Carbon prison is catching up on inmate transfers
Carbon County Correctional Facility is catching up on state inmate transfers caused by paperwork holdups at the clerk of courts.
During Wednesday’s board meeting at the prison, Sheriff Anthony Harvilla announced that thanks to the work of court administrator Greg Armstrong and Lehigh County staff members, the state inmate population at the county prison has been significantly reduced.
“With the help of the court administrator and the commissioners providing some assistance in getting some additional help, last week we moved six of the female prisoners that were waiting to be moved, and on the 28th, we’re going to move 10 of the male prisoners,” Harvilla said.

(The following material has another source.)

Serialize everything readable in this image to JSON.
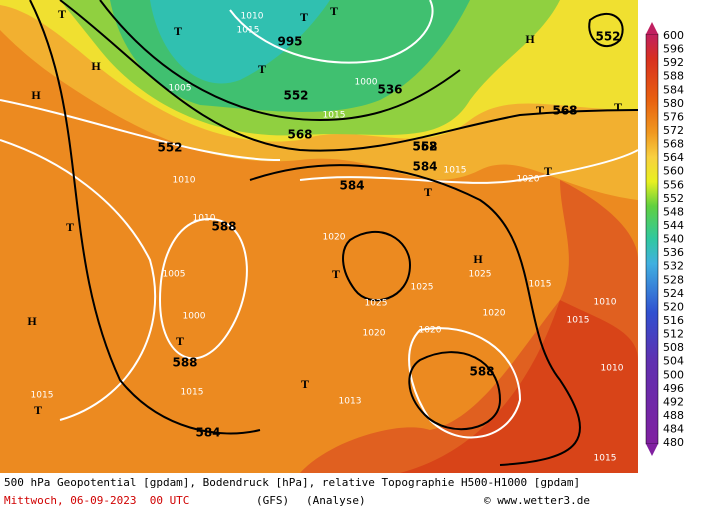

Commissioner William O’Gurek said that the transfer of state inmates has helped provide some relief for an already overtaxed prison.
“All of this helps with our prison overcrowding problem. They should be in the state prison, and the only reason they’re not is because of the backlog of paperwork in the clerks of courts office and the nightmare that was left there,” O’Gurek said.
On average, transferring an inmate from the county to a state prison takes two or three weeks, during which time necessary paperwork is signed and filed, and arrangements for the transfer are made between the Sheriff’s Office and the Bureau of Corrections.
But due to issues at the clerk of courts office that were revealed last month, more than 20 inmates were held in limbo at the county prison.
Julie D. Harris, who served as the second deputy under clerk of courts William McGinley, has been serving as the acting clerk of courts, in addition to running the bureau of collections. State law calls for the acting clerk of courts position to be given to the first deputy, a position that has yet to be filled.
The county is awaiting state approval for Francine Heaney of Nesquehoning, the Democratic Party’s nomination to fill the vacancy, though the Senate and governor have yet to act on the issue.
In addition to overcrowding, Harvilla said that the county prison ends up footing the bill for prisoner expenses, and delays in transfers could also affect rehabilitation or punitive measures for the prisoners.
“It’s costly to the county to keep them here, for room and board,” Harvilla said. “The other issue is, it also prevents some of those inmates from entering into their programming, if they have a special program in the state sentence like intermediate punishment.”
Harvilla estimated that another 10 inmates have yet to be moved, but thanks to reworked and streamlined regulations, transfers should move quicker in the future.
“What we’re working toward is a policy where there’s going to be a specific set of guidelines for those who are sentenced to the state. I think that will make everybody happy,” he said.